The mouth on a redfish is under it's chin, and as it feeds along the bottom, the top tip of it's tail will protrude from the water in the shape of a small triangle. It is very obvious from the water commotion that a red has found a crab. Striking fish will charge forward and aggressively turn on the prey. It was very obvious to us as we stood there next to the boat that fish were finding prey all around us.
I wanted to use fly tackle, but a stiff wind caused by the outskirts of a tropical storm two hundred miles to our west prevented any thoughts of putting a streamer anywhere near a fish, so we opted for light spinning gear.
Ordinarily I would use a live shrimp on a bare hook with no weight. Estimating the length of the target redfish by the size of it's tail tip, I would cast the shrimp out in front of the red. The wind prevented that option as well, so we used a small jig head to hold the shrimp. A jig head won't allow the bait to settle naturally, but in this wind we really had no choice.
This is usually a slow, quiet, stalking fishing method, but as it turned out, the number of fish charging and turning on bait allowed us to use jig heads without spooking the fish. We actually could wade anywhere we wanted and the fish did not seem to mind. Maybe they were just that hungry!

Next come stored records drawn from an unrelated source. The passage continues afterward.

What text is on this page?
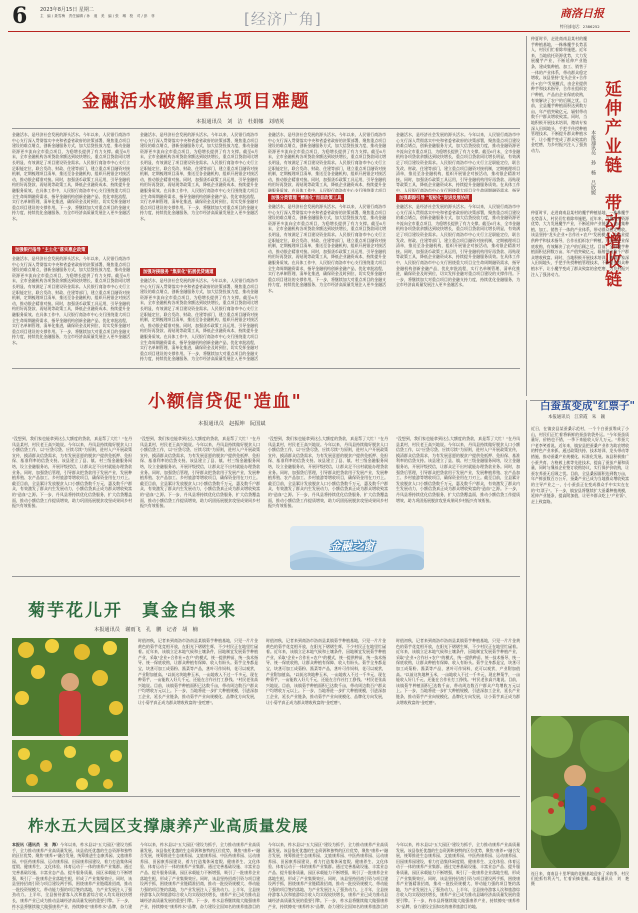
6	2023年8月15日 星期二
主　编 / 聂雪梅　责任编辑 / 孙　迪　美　编 / 张　琳　校　对 / 彭　菲	[经济广角]	商洛日报
特刊部电话：2386252
金融活水破解重点项目难题
本报通讯员　刘　洁　杜娟娜　刘靖英
金融活水，是经济社会发展的源头活水。今年以来，人民银行商洛市中心支行深入贯彻落实中央和省委省政府的决策部署，聚焦重点项目建设的难点堵点，创新金融服务方式，加大信贷投放力度，推动金融资源更多流向全市重点项目，为稳增长提供了有力支撑。截至6月末，全市金融机构各项贷款余额达到较快增长，重点项目贷款同比增长明显，有效满足了项目建设资金需求。人民银行商洛市中心支行立足职能定位，联合发改、财政、住建等部门，建立重点项目融资对接机制，定期梳理项目清单，推送至各金融机构，组织开展银企对接活动，推动银企精准对接。同时，加强货币政策工具运用，引导金融机构用好再贷款、再贴现等政策工具，降低企业融资成本，持续提升金融服务质效。在具体工作中，人民银行商洛市中心支行围绕重大项目全生命周期融资需求，指导金融机构创新金融产品，优化审批流程，实行名单制管理、清单化推进，确保资金及时到位，切实发挥金融对重点项目建设的支撑作用。下一步，将继续加大对重点项目的金融支持力度，持续优化金融服务，为全市经济高质量发展注入更多金融活水。
加强银行指导 "主土化"落实惠企政策
金融活水，是经济社会发展的源头活水。今年以来，人民银行商洛市中心支行深入贯彻落实中央和省委省政府的决策部署，聚焦重点项目建设的难点堵点，创新金融服务方式，加大信贷投放力度，推动金融资源更多流向全市重点项目，为稳增长提供了有力支撑。截至6月末，全市金融机构各项贷款余额达到较快增长，重点项目贷款同比增长明显，有效满足了项目建设资金需求。人民银行商洛市中心支行立足职能定位，联合发改、财政、住建等部门，建立重点项目融资对接机制，定期梳理项目清单，推送至各金融机构，组织开展银企对接活动，推动银企精准对接。同时，加强货币政策工具运用，引导金融机构用好再贷款、再贴现等政策工具，降低企业融资成本，持续提升金融服务质效。在具体工作中，人民银行商洛市中心支行围绕重大项目全生命周期融资需求，指导金融机构创新金融产品，优化审批流程，实行名单制管理、清单化推进，确保资金及时到位，切实发挥金融对重点项目建设的支撑作用。下一步，将继续加大对重点项目的金融支持力度，持续优化金融服务，为全市经济高质量发展注入更多金融活水。
金融活水，是经济社会发展的源头活水。今年以来，人民银行商洛市中心支行深入贯彻落实中央和省委省政府的决策部署，聚焦重点项目建设的难点堵点，创新金融服务方式，加大信贷投放力度，推动金融资源更多流向全市重点项目，为稳增长提供了有力支撑。截至6月末，全市金融机构各项贷款余额达到较快增长，重点项目贷款同比增长明显，有效满足了项目建设资金需求。人民银行商洛市中心支行立足职能定位，联合发改、财政、住建等部门，建立重点项目融资对接机制，定期梳理项目清单，推送至各金融机构，组织开展银企对接活动，推动银企精准对接。同时，加强货币政策工具运用，引导金融机构用好再贷款、再贴现等政策工具，降低企业融资成本，持续提升金融服务质效。在具体工作中，人民银行商洛市中心支行围绕重大项目全生命周期融资需求，指导金融机构创新金融产品，优化审批流程，实行名单制管理、清单化推进，确保资金及时到位，切实发挥金融对重点项目建设的支撑作用。下一步，将继续加大对重点项目的金融支持力度，持续优化金融服务，为全市经济高质量发展注入更多金融活水。
加强对接服务 "集束化"拓展优贷通道
金融活水，是经济社会发展的源头活水。今年以来，人民银行商洛市中心支行深入贯彻落实中央和省委省政府的决策部署，聚焦重点项目建设的难点堵点，创新金融服务方式，加大信贷投放力度，推动金融资源更多流向全市重点项目，为稳增长提供了有力支撑。截至6月末，全市金融机构各项贷款余额达到较快增长，重点项目贷款同比增长明显，有效满足了项目建设资金需求。人民银行商洛市中心支行立足职能定位，联合发改、财政、住建等部门，建立重点项目融资对接机制，定期梳理项目清单，推送至各金融机构，组织开展银企对接活动，推动银企精准对接。同时，加强货币政策工具运用，引导金融机构用好再贷款、再贴现等政策工具，降低企业融资成本，持续提升金融服务质效。在具体工作中，人民银行商洛市中心支行围绕重大项目全生命周期融资需求，指导金融机构创新金融产品，优化审批流程，实行名单制管理、清单化推进，确保资金及时到位，切实发挥金融对重点项目建设的支撑作用。下一步，将继续加大对重点项目的金融支持力度，持续优化金融服务，为全市经济高质量发展注入更多金融活
金融活水，是经济社会发展的源头活水。今年以来，人民银行商洛市中心支行深入贯彻落实中央和省委省政府的决策部署，聚焦重点项目建设的难点堵点，创新金融服务方式，加大信贷投放力度，推动金融资源更多流向全市重点项目，为稳增长提供了有力支撑。截至6月末，全市金融机构各项贷款余额达到较快增长，重点项目贷款同比增长明显，有效满足了项目建设资金需求。人民银行商洛市中心支行立足职能定位，联合发改、财政、住建等部门，建立重点项目融资对接机制，定期梳理项目清单，推送至各金融机构，组织开展银企对接活动，推动银企精准对接。同时，加强货币政策工具运用，引导金融机构用好再贷款、再贴现等政策工具，降低企业融资成本，持续提升金融服务质效。在具体工作中，人民银行商洛市中心支行围绕重大项目
加强分类管理 "精准化"而显政策工具
金融活水，是经济社会发展的源头活水。今年以来，人民银行商洛市中心支行深入贯彻落实中央和省委省政府的决策部署，聚焦重点项目建设的难点堵点，创新金融服务方式，加大信贷投放力度，推动金融资源更多流向全市重点项目，为稳增长提供了有力支撑。截至6月末，全市金融机构各项贷款余额达到较快增长，重点项目贷款同比增长明显，有效满足了项目建设资金需求。人民银行商洛市中心支行立足职能定位，联合发改、财政、住建等部门，建立重点项目融资对接机制，定期梳理项目清单，推送至各金融机构，组织开展银企对接活动，推动银企精准对接。同时，加强货币政策工具运用，引导金融机构用好再贷款、再贴现等政策工具，降低企业融资成本，持续提升金融服务质效。在具体工作中，人民银行商洛市中心支行围绕重大项目全生命周期融资需求，指导金融机构创新金融产品，优化审批流程，实行名单制管理、清单化推进，确保资金及时到位，切实发挥金融对重点项目建设的支撑作用。下一步，将继续加大对重点项目的金融支持力度，持续优化金融服务，为全市经济高质量发展注入更多金融活水。
金融活水，是经济社会发展的源头活水。今年以来，人民银行商洛市中心支行深入贯彻落实中央和省委省政府的决策部署，聚焦重点项目建设的难点堵点，创新金融服务方式，加大信贷投放力度，推动金融资源更多流向全市重点项目，为稳增长提供了有力支撑。截至6月末，全市金融机构各项贷款余额达到较快增长，重点项目贷款同比增长明显，有效满足了项目建设资金需求。人民银行商洛市中心支行立足职能定位，联合发改、财政、住建等部门，建立重点项目融资对接机制，定期梳理项目清单，推送至各金融机构，组织开展银企对接活动，推动银企精准对接。同时，加强货币政策工具运用，引导金融机构用好再贷款、再贴现等政策工具，降低企业融资成本，持续提升金融服务质效。在具体工作中，人民银行商洛市中心支行围绕重大项目全生命周期融资需求，指导
加强跟踪引导 "短板化"促进发展协同
金融活水，是经济社会发展的源头活水。今年以来，人民银行商洛市中心支行深入贯彻落实中央和省委省政府的决策部署，聚焦重点项目建设的难点堵点，创新金融服务方式，加大信贷投放力度，推动金融资源更多流向全市重点项目，为稳增长提供了有力支撑。截至6月末，全市金融机构各项贷款余额达到较快增长，重点项目贷款同比增长明显，有效满足了项目建设资金需求。人民银行商洛市中心支行立足职能定位，联合发改、财政、住建等部门，建立重点项目融资对接机制，定期梳理项目清单，推送至各金融机构，组织开展银企对接活动，推动银企精准对接。同时，加强货币政策工具运用，引导金融机构用好再贷款、再贴现等政策工具，降低企业融资成本，持续提升金融服务质效。在具体工作中，人民银行商洛市中心支行围绕重大项目全生命周期融资需求，指导金融机构创新金融产品，优化审批流程，实行名单制管理、清单化推进，确保资金及时到位，切实发挥金融对重点项目建设的支撑作用。下一步，将继续加大对重点项目的金融支持力度，持续优化金融服务，为全市经济高质量发展注入更多金融活水。
仲夏时节，走进商南县某村的魔芋种植基地，一株株魔芋长势喜人，村民们忙着除草施肥。近年来，当地依托资源优势，大力发展魔芋产业，不断延伸产业链条，建成集种植、加工、销售于一体的产业体系，带动群众稳定增收。该县坚持"龙头企业+合作社+农户"发展模式，由企业提供种芋和技术指导，合作社组织农户种植，产品由企业保底收购，有效解决了农户的后顾之忧。目前，全县魔芋种植面积达到数万亩，年产值突破亿元，辐射带动数千户群众增收致富。同时，当地积极开展技术培训，邀请专家深入田间地头，手把手传授种植管理技术，不断提升群众种植水平，让小魔芋变成了群众致富的金疙瘩，为乡村振兴注入了强劲动力。	延伸产业链　带动增收链
本报通讯员　孙　杨　吕欣媛
仲夏时节，走进商南县某村的魔芋种植基地，一株株魔芋长势喜人，村民们忙着除草施肥。近年来，当地依托资源优势，大力发展魔芋产业，不断延伸产业链条，建成集种植、加工、销售于一体的产业体系，带动群众稳定增收。该县坚持"龙头企业+合作社+农户"发展模式，由企业提供种芋和技术指导，合作社组织农户种植，产品由企业保底收购，有效解决了农户的后顾之忧。目前，全县魔芋种植面积达到数万亩，年产值突破亿元，辐射带动数千户群众增收致富。同时，当地积极开展技术培训，邀请专家深入田间地头，手把手传授种植管理技术，不断提升群众种植水平，让小魔芋变成了群众致富的金疙瘩，为乡村振兴注入了强劲动力。
小额信贷促"造血"
本报通讯员　赵振坤　阮国斌
"没想到，我们家也能拿到这么大额度的贷款，真是帮了大忙！"在丹凤县某村，村民老王高兴地说。今年以来，丹凤县持续做好脱贫人口小额信贷工作，以"应贷尽贷、应续尽续"为原则，进村入户开展政策宣传，摸清群众信贷需求，为有发展意愿的脱贫户提供免抵押、免担保、基准利率的信贷支持。该县建立了县、镇、村三级金融服务网络，设立金融服务站，开展评级授信，让群众足不出村就能办理贷款业务。同时，加强贷后管理，引导群众把贷款用于发展产业，发展种植养殖、农产品加工、乡村旅游等增收项目，确保资金用在刀刃上。截至目前，全县累计发放脱贫人口小额信贷数千万元，惠及数千户群众，有效激发了群众内生发展动力，小额信贷真正成为群众增收致富的"造血"之源。下一步，丹凤县将持续优化信贷服务，扩大信贷覆盖面，推动小额信贷工作提质增效，助力巩固拓展脱贫攻坚成果同乡村振兴有效衔接。
"没想到，我们家也能拿到这么大额度的贷款，真是帮了大忙！"在丹凤县某村，村民老王高兴地说。今年以来，丹凤县持续做好脱贫人口小额信贷工作，以"应贷尽贷、应续尽续"为原则，进村入户开展政策宣传，摸清群众信贷需求，为有发展意愿的脱贫户提供免抵押、免担保、基准利率的信贷支持。该县建立了县、镇、村三级金融服务网络，设立金融服务站，开展评级授信，让群众足不出村就能办理贷款业务。同时，加强贷后管理，引导群众把贷款用于发展产业，发展种植养殖、农产品加工、乡村旅游等增收项目，确保资金用在刀刃上。截至目前，全县累计发放脱贫人口小额信贷数千万元，惠及数千户群众，有效激发了群众内生发展动力，小额信贷真正成为群众增收致富的"造血"之源。下一步，丹凤县将持续优化信贷服务，扩大信贷覆盖面，推动小额信贷工作提质增效，助力巩固拓展脱贫攻坚成果同乡村振兴有效衔接。
"没想到，我们家也能拿到这么大额度的贷款，真是帮了大忙！"在丹凤县某村，村民老王高兴地说。今年以来，丹凤县持续做好脱贫人口小额信贷工作，以"应贷尽贷、应续尽续"为原则，进村入户开展政策宣传，摸清群众信贷需求，为有发展意愿的脱贫户提供免抵押、免担保、基准利率的信贷支持。该县建立了县、镇、村三级金融服务网络，设立金融服务站，开展评级授信，让群众足不出村就能办理贷款业务。同时，加强贷后管理，引导群众把贷款用于发展产业，发展种植养殖、农产品加工、乡村旅游等增收项目，确保资金用在刀刃上。截至目前，全县累计发放脱贫人口小额信贷数千万元，惠及数千户群众，有效激发了群众内生发展动力，小额信贷真正成为群众增收致富的"造血"之源。下一步，丹凤县将持续优化信贷服务，扩大信贷覆盖面，推动小额信贷工作提质增效，助力巩固拓展脱贫攻坚成果同乡村振兴有效衔接。
"没想到，我们家也能拿到这么大额度的贷款，真是帮了大忙！"在丹凤县某村，村民老王高兴地说。今年以来，丹凤县持续做好脱贫人口小额信贷工作，以"应贷尽贷、应续尽续"为原则，进村入户开展政策宣传，摸清群众信贷需求，为有发展意愿的脱贫户提供免抵押、免担保、基准利率的信贷支持。该县建立了县、镇、村三级金融服务网络，设立金融服务站，开展评级授信，让群众足不出村就能办理贷款业务。同时，加强贷后管理，引导群众把贷款用于发展产业，发展种植养殖、农产品加工、乡村旅游等增收项目，确保资金用在刀刃上。截至目前，全县累计发放脱贫人口小额信贷数千万元，惠及数千户群众，有效激发了群众内生发展动力，小额信贷真正成为群众增收致富的"造血"之源。下一步，丹凤县将持续优化信贷服务，扩大信贷覆盖面，推动小额信贷工作提质增效，助力巩固拓展脱贫攻坚成果同乡村振兴有效衔接。
金融之窗
白蚕茧变成"红票子"
本报通讯员　江荣霞　朱　颖
近日，在镇安县某蚕桑示范村，一个个白蚕茧堆成了小山，村民们正忙着将新鲜的蚕茧装袋外运。"今年蚕茧质量好，价格也不错，一季下来能收入好几万元。"养蚕大户老李笑着说。近年来，镇安县把蚕桑产业作为助农增收的特色产业来抓，通过政策扶持、技术培训、龙头带动等措施，推动蚕桑产业规模化、标准化发展。该县积极推广小蚕共育、方格蔟上蔟等先进技术，提高了蚕茧产量和质量，同时与缫丝企业签订收购协议，实行保护价收购，让蚕农养蚕无后顾之忧。目前，全县桑园面积达到数万亩，年产鲜茧数百万公斤，蚕桑产业已成为当地群众增收致富的主导产业之一，小小蚕茧正在变成群众手中实实在在的"红票子"。下一步，镇安县将继续扩大蚕桑种植规模，延伸产业链条，提高附加值，让更多群众吃上"产业饭"、走上致富路。
连日来，商南县十里坪镇的花椒基地迎来了采收季，村民们抢抓有利天气，忙着采摘花椒。本报通讯员　刘　艳　摄
菊芋花儿开　真金白银来
本报通讯员　谢雨飞　孔　鹏　记者　胡　楠
时值初秋，记者来到商洛市洛南县某镇菊芋种植基地，只见一片片金黄色的菊芋花竞相开放，在阳光下熠熠生辉，不少村民正在地里忙碌着。近年来，该镇立足本地气候和土壤条件，因地制宜发展菊芋种植产业，采取"企业+合作社+农户"的模式，统一提供种苗、统一技术指导、统一保底收购，让群众种植有保障、收入有盼头。菊芋全身都是宝，块茎可加工成菊粉、酱菜等产品，茎叶可作饲料，花可以观赏，产业附加值高。"以前这块地种玉米，一亩地收入不过一千多元，现在种菊芋，一亩能收入好几千元，还能在合作社打工挣钱。"村民老张高兴地说。目前，该镇菊芋种植面积已达数千亩，带动周边数百户群众户均增收万元以上。下一步，当地将进一步扩大种植规模，引进深加工企业，延长产业链条，推动菊芋产业向规模化、品牌化方向发展，让小菊芋真正成为群众增收致富的"金疙瘩"。
时值初秋，记者来到商洛市洛南县某镇菊芋种植基地，只见一片片金黄色的菊芋花竞相开放，在阳光下熠熠生辉，不少村民正在地里忙碌着。近年来，该镇立足本地气候和土壤条件，因地制宜发展菊芋种植产业，采取"企业+合作社+农户"的模式，统一提供种苗、统一技术指导、统一保底收购，让群众种植有保障、收入有盼头。菊芋全身都是宝，块茎可加工成菊粉、酱菜等产品，茎叶可作饲料，花可以观赏，产业附加值高。"以前这块地种玉米，一亩地收入不过一千多元，现在种菊芋，一亩能收入好几千元，还能在合作社打工挣钱。"村民老张高兴地说。目前，该镇菊芋种植面积已达数千亩，带动周边数百户群众户均增收万元以上。下一步，当地将进一步扩大种植规模，引进深加工企业，延长产业链条，推动菊芋产业向规模化、品牌化方向发展，让小菊芋真正成为群众增收致富的"金疙瘩"。
时值初秋，记者来到商洛市洛南县某镇菊芋种植基地，只见一片片金黄色的菊芋花竞相开放，在阳光下熠熠生辉，不少村民正在地里忙碌着。近年来，该镇立足本地气候和土壤条件，因地制宜发展菊芋种植产业，采取"企业+合作社+农户"的模式，统一提供种苗、统一技术指导、统一保底收购，让群众种植有保障、收入有盼头。菊芋全身都是宝，块茎可加工成菊粉、酱菜等产品，茎叶可作饲料，花可以观赏，产业附加值高。"以前这块地种玉米，一亩地收入不过一千多元，现在种菊芋，一亩能收入好几千元，还能在合作社打工挣钱。"村民老张高兴地说。目前，该镇菊芋种植面积已达数千亩，带动周边数百户群众户均增收万元以上。下一步，当地将进一步扩大种植规模，引进深加工企业，延长产业链条，推动菊芋产业向规模化、品牌化方向发展，让小菊芋真正成为群众增收致富的"金疙瘩"。
柞水五大园区支撑康养产业高质量发展
本报讯（通讯员　张　海）今年以来，柞水县以"五大园区"建设为抓手，全力推动康养产业高质量发展。该县依托优越的生态资源和独特的区位优势，聚焦"康养+"融合发展，统筹推进生态康养园、文旅康养园、中医药康养园、运动康养园、田园康养园建设，着力打造集休闲度假、健康养生、文化体验、体育运动于一体的康养产业集群。通过完善基础设施、丰富业态产品、提升服务质量，园区承载能力不断增强，吸引了一批康养企业落地生根，形成了产业集聚效应。同时，该县坚持招商引资与项目建设两手抓，围绕康养产业链精准招商，推动一批投资规模大、带动能力强的项目签约落地，为产业发展注入了强劲动力。上半年，全县接待游客人次和旅游综合收入均实现较快增长，康养产业已成为推动县域经济高质量发展的重要引擎。下一步，柞水县将继续做大做强康养产业，持续擦亮"康养柞水"品牌，奋力建
今年以来，柞水县以"五大园区"建设为抓手，全力推动康养产业高质量发展。该县依托优越的生态资源和独特的区位优势，聚焦"康养+"融合发展，统筹推进生态康养园、文旅康养园、中医药康养园、运动康养园、田园康养园建设，着力打造集休闲度假、健康养生、文化体验、体育运动于一体的康养产业集群。通过完善基础设施、丰富业态产品、提升服务质量，园区承载能力不断增强，吸引了一批康养企业落地生根，形成了产业集聚效应。同时，该县坚持招商引资与项目建设两手抓，围绕康养产业链精准招商，推动一批投资规模大、带动能力强的项目签约落地，为产业发展注入了强劲动力。上半年，全县接待游客人次和旅游综合收入均实现较快增长，康养产业已成为推动县域经济高质量发展的重要引擎。下一步，柞水县将继续做大做强康养产业，持续擦亮"康养柞水"品牌，奋力建设全国知名的康养旅游目的
今年以来，柞水县以"五大园区"建设为抓手，全力推动康养产业高质量发展。该县依托优越的生态资源和独特的区位优势，聚焦"康养+"融合发展，统筹推进生态康养园、文旅康养园、中医药康养园、运动康养园、田园康养园建设，着力打造集休闲度假、健康养生、文化体验、体育运动于一体的康养产业集群。通过完善基础设施、丰富业态产品、提升服务质量，园区承载能力不断增强，吸引了一批康养企业落地生根，形成了产业集聚效应。同时，该县坚持招商引资与项目建设两手抓，围绕康养产业链精准招商，推动一批投资规模大、带动能力强的项目签约落地，为产业发展注入了强劲动力。上半年，全县接待游客人次和旅游综合收入均实现较快增长，康养产业已成为推动县域经济高质量发展的重要引擎。下一步，柞水县将继续做大做强康养产业，持续擦亮"康养柞水"品牌，奋力建设全国知名的康养旅游目的
今年以来，柞水县以"五大园区"建设为抓手，全力推动康养产业高质量发展。该县依托优越的生态资源和独特的区位优势，聚焦"康养+"融合发展，统筹推进生态康养园、文旅康养园、中医药康养园、运动康养园、田园康养园建设，着力打造集休闲度假、健康养生、文化体验、体育运动于一体的康养产业集群。通过完善基础设施、丰富业态产品、提升服务质量，园区承载能力不断增强，吸引了一批康养企业落地生根，形成了产业集聚效应。同时，该县坚持招商引资与项目建设两手抓，围绕康养产业链精准招商，推动一批投资规模大、带动能力强的项目签约落地，为产业发展注入了强劲动力。上半年，全县接待游客人次和旅游综合收入均实现较快增长，康养产业已成为推动县域经济高质量发展的重要引擎。下一步，柞水县将继续做大做强康养产业，持续擦亮"康养柞水"品牌，奋力建设全国知名的康养旅游目的地。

We waded and cast baits to a number of fish, and caught ten fish each before we began to get concerned that the tide was rolling out. We did not want to get stranded for six hours waiting for our boat to re-float! The fishing only lasted about forty-five minutes on this flat, but it continued from the boat for another four hours. All those fish that were on the flat moved off with the tide and situated themselves along the edge of the flat in deeper water. We simply followed their lead, and continued to catch fish!
The area we fished was off the intracoastal waterway in Northeast Florida, but it could have been anywhere from Texas all the way around and up to Maryland. Equinox tides affect everyone, and fish react the same in all localities. Maybe it's not redfish in your area, but the fish will move onto shallow flooded areas in search of food, and if you know where those areas are, you can catch these fish!